Binário, livro sobre bancada evangélica dá corda para ringue ideológico

'Em Nome de Quem?' falha ao simplificar tempos tão cubistas quanto os nossos

Anna Virginia Balloussier
São Paulo

O que é a bancada evangélica? Há várias formas de responder essa pergunta. As mais reducionistas têm a profundidade de um mergulho com boia. Aqui se atolam os que veem a frente parlamentar como intrinsecamente boa (“é de Deus!”) ou má (“Deus me livre!”), como se uma análise chapada pudesse dar conta de um mundo tão cubista quanto o nosso.

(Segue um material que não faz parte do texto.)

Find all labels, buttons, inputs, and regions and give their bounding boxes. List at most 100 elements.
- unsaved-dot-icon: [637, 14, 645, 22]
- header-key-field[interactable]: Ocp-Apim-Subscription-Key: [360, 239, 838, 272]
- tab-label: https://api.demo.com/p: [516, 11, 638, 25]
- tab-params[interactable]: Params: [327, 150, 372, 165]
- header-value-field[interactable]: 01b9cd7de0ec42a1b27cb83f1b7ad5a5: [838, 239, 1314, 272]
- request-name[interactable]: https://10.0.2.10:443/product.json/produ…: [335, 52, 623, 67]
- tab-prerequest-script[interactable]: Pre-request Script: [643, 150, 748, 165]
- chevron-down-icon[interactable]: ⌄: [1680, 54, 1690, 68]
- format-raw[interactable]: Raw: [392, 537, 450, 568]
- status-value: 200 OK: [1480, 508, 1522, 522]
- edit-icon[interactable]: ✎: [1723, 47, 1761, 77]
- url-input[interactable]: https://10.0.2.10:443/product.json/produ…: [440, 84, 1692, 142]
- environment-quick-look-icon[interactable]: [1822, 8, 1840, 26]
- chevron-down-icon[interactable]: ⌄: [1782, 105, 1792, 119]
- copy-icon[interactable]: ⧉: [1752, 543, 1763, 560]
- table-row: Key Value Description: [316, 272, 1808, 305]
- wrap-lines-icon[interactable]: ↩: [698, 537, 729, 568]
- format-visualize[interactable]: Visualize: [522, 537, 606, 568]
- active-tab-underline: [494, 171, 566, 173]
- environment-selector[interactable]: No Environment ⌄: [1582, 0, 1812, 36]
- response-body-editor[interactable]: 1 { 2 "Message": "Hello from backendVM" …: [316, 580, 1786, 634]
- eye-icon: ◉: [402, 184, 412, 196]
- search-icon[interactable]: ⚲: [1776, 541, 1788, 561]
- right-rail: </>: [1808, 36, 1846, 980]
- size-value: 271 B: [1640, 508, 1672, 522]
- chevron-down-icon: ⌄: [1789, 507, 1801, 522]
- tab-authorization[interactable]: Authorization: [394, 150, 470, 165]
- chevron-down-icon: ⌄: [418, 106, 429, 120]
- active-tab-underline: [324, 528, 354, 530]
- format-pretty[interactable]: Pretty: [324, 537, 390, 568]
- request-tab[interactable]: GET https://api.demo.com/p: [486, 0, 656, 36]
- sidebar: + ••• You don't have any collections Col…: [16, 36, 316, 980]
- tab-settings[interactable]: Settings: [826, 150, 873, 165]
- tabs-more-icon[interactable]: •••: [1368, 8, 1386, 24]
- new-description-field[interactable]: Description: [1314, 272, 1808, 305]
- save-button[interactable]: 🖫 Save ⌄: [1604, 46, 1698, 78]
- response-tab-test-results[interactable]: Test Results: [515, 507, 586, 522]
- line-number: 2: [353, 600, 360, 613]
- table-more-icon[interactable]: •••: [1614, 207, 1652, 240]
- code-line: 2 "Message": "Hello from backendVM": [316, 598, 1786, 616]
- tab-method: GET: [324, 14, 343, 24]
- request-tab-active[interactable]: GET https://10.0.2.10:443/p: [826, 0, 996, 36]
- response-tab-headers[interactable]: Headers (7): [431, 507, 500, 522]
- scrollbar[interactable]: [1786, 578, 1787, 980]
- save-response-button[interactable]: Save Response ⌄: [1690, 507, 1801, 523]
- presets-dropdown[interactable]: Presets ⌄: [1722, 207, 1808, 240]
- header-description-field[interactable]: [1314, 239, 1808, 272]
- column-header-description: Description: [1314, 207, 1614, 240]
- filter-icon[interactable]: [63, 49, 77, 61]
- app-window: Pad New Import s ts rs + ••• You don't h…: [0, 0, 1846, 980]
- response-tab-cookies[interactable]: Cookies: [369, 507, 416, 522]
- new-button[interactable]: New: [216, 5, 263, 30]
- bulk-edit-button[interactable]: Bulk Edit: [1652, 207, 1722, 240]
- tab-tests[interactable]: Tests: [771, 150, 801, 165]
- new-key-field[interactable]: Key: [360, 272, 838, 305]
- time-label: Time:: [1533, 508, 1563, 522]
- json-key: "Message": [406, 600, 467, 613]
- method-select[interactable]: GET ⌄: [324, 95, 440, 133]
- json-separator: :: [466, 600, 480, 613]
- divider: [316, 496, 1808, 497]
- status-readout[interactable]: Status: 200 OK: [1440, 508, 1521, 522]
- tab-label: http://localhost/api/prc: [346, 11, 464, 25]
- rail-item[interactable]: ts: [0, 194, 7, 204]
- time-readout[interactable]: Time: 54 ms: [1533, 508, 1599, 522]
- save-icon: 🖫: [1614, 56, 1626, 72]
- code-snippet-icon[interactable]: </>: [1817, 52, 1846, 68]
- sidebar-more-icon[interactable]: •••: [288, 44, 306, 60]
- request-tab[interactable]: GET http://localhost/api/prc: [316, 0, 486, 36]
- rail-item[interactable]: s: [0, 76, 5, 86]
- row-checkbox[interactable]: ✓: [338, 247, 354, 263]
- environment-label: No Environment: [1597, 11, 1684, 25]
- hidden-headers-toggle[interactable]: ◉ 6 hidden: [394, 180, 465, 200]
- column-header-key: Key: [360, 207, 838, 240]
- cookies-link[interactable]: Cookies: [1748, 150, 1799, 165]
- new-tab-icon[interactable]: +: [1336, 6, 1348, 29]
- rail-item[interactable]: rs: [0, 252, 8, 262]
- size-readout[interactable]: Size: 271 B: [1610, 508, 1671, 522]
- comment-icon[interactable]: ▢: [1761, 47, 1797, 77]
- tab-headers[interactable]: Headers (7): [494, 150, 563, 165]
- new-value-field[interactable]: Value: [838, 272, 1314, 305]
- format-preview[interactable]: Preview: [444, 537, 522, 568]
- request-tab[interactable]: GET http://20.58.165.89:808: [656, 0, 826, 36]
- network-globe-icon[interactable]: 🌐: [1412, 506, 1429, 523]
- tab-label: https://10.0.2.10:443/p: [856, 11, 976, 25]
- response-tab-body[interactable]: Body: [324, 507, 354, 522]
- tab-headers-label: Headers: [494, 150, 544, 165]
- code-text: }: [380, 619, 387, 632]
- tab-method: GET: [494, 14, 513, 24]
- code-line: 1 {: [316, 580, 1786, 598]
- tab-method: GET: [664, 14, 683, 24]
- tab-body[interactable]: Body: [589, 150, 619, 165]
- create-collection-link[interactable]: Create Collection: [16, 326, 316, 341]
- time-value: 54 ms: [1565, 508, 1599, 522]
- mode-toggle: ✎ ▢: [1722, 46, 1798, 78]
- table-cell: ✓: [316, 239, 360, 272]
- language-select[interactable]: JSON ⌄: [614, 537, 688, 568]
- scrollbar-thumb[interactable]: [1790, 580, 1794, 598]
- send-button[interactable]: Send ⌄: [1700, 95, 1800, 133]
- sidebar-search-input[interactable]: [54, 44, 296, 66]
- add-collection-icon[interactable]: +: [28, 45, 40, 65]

“Em Nome de Quem? A Bancada Evangélica e seu Projeto de Poder” flerta com essa visão binária ao destrinchar uma das forças mais sobressalentes do atual Congresso.

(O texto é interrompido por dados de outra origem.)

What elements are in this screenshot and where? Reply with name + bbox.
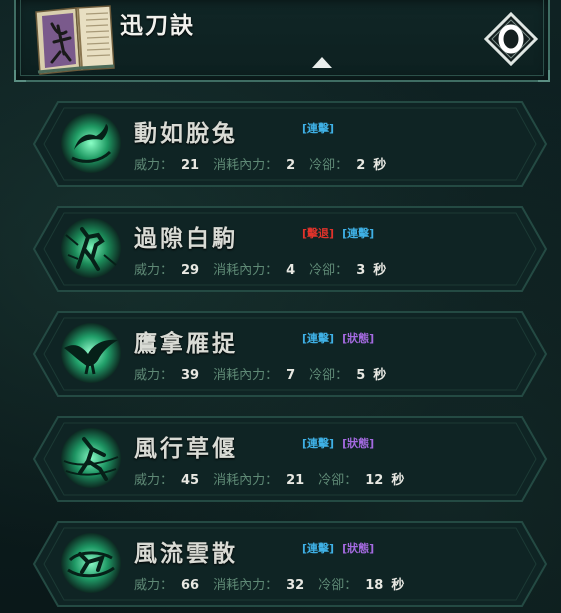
power-value: 29 xyxy=(181,263,200,278)
cost-value: 21 xyxy=(286,473,305,488)
skill-tags: [連擊] [狀態] xyxy=(302,540,374,556)
power-label: 威力： xyxy=(134,578,174,593)
skill-tag: [連擊] xyxy=(302,332,335,345)
cooldown-label: 冷卻： xyxy=(309,368,349,383)
seconds-unit: 秒 xyxy=(373,368,387,383)
skill-stats: 威力： 45 消耗內力： 21 冷卻： 12 秒 xyxy=(134,469,404,488)
power-label: 威力： xyxy=(134,263,174,278)
eagle-icon xyxy=(61,323,121,383)
seconds-unit: 秒 xyxy=(391,473,405,488)
cost-label: 消耗內力： xyxy=(213,368,279,383)
skill-name: 鷹拿雁捉 xyxy=(134,330,238,357)
power-value: 39 xyxy=(181,368,200,383)
cooldown-value: 3 xyxy=(356,263,366,278)
cost-label: 消耗內力： xyxy=(213,158,279,173)
horse-icon xyxy=(61,218,121,278)
skill-card[interactable]: 過隙白駒 [擊退] [連擊] 威力： 29 消耗內力： 4 冷卻： 3 秒 xyxy=(30,203,550,295)
skill-name: 過隙白駒 xyxy=(134,225,238,252)
cost-label: 消耗內力： xyxy=(213,473,279,488)
skill-tag: [擊退] xyxy=(302,227,335,240)
cost-value: 4 xyxy=(286,263,296,278)
cooldown-value: 5 xyxy=(356,368,366,383)
cooldown-value: 2 xyxy=(356,158,366,173)
skill-tags: [連擊] xyxy=(302,120,334,136)
cooldown-label: 冷卻： xyxy=(309,158,349,173)
cooldown-label: 冷卻： xyxy=(318,473,358,488)
skill-tags: [連擊] [狀態] xyxy=(302,435,374,451)
skill-card[interactable]: 動如脫兔 [連擊] 威力： 21 消耗內力： 2 冷卻： 2 秒 xyxy=(30,98,550,190)
skill-stats: 威力： 29 消耗內力： 4 冷卻： 3 秒 xyxy=(134,259,386,278)
skill-tag: [連擊] xyxy=(342,227,375,240)
skill-name: 風行草偃 xyxy=(134,435,238,462)
cooldown-label: 冷卻： xyxy=(309,263,349,278)
cooldown-value: 12 xyxy=(365,473,384,488)
wind-warrior-icon xyxy=(61,428,121,488)
skill-list: 動如脫兔 [連擊] 威力： 21 消耗內力： 2 冷卻： 2 秒 過隙白駒 [擊… xyxy=(0,0,561,613)
rabbit-icon xyxy=(61,113,121,173)
skill-tag: [狀態] xyxy=(342,542,375,555)
cost-value: 2 xyxy=(286,158,296,173)
power-value: 45 xyxy=(181,473,200,488)
power-label: 威力： xyxy=(134,158,174,173)
seconds-unit: 秒 xyxy=(373,263,387,278)
skill-card[interactable]: 風行草偃 [連擊] [狀態] 威力： 45 消耗內力： 21 冷卻： 12 秒 xyxy=(30,413,550,505)
skill-card[interactable]: 風流雲散 [連擊] [狀態] 威力： 66 消耗內力： 32 冷卻： 18 秒 xyxy=(30,518,550,610)
power-value: 21 xyxy=(181,158,200,173)
skill-tag: [連擊] xyxy=(302,122,335,135)
cloud-swirl-icon xyxy=(61,533,121,593)
skill-name: 風流雲散 xyxy=(134,540,238,567)
skill-stats: 威力： 21 消耗內力： 2 冷卻： 2 秒 xyxy=(134,154,386,173)
skill-tag: [狀態] xyxy=(342,332,375,345)
power-label: 威力： xyxy=(134,473,174,488)
cooldown-label: 冷卻： xyxy=(318,578,358,593)
skill-tags: [連擊] [狀態] xyxy=(302,330,374,346)
cost-label: 消耗內力： xyxy=(213,263,279,278)
skill-tag: [連擊] xyxy=(302,542,335,555)
skill-name: 動如脫兔 xyxy=(134,120,238,147)
cost-value: 32 xyxy=(286,578,305,593)
skill-card[interactable]: 鷹拿雁捉 [連擊] [狀態] 威力： 39 消耗內力： 7 冷卻： 5 秒 xyxy=(30,308,550,400)
cooldown-value: 18 xyxy=(365,578,384,593)
seconds-unit: 秒 xyxy=(373,158,387,173)
cost-label: 消耗內力： xyxy=(213,578,279,593)
power-label: 威力： xyxy=(134,368,174,383)
skill-stats: 威力： 39 消耗內力： 7 冷卻： 5 秒 xyxy=(134,364,386,383)
seconds-unit: 秒 xyxy=(391,578,405,593)
power-value: 66 xyxy=(181,578,200,593)
skill-stats: 威力： 66 消耗內力： 32 冷卻： 18 秒 xyxy=(134,574,404,593)
skill-tag: [連擊] xyxy=(302,437,335,450)
skill-tag: [狀態] xyxy=(342,437,375,450)
skill-tags: [擊退] [連擊] xyxy=(302,225,374,241)
cost-value: 7 xyxy=(286,368,296,383)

A indagação estampada na capa já traz a conclusão implícita: melhor os parlamentares que evocam Deus para impor suas agendas reacionárias tirarem o cavalinho da chuva, pois não falam por todos os evangélicos. Certo. 

Afinal, se essa bancada já é diversa, indo da petista Benedita da Silva ao pastor Marco Feliciano, o que dizer desse bloco religioso que representa três em cada dez brasileiros?  

Bancada evangélica realiza culto evangélico na Câmara dos Deputados em Brasília
Bancada evangélica realiza culto evangélico na Câmara dos Deputados em Brasília - Anna Virginia Balloussier - 5.abr.2017/Folhapress

E quem fala por eles? Quem está interessado em entender por que votam como votam, sem tachá-los ora de massa de manobra coitadinha, ora de tão beócios quanto aqueles que elegem? É aqui que o título do livro da jornalista Andrea Dip sai pela culatra. 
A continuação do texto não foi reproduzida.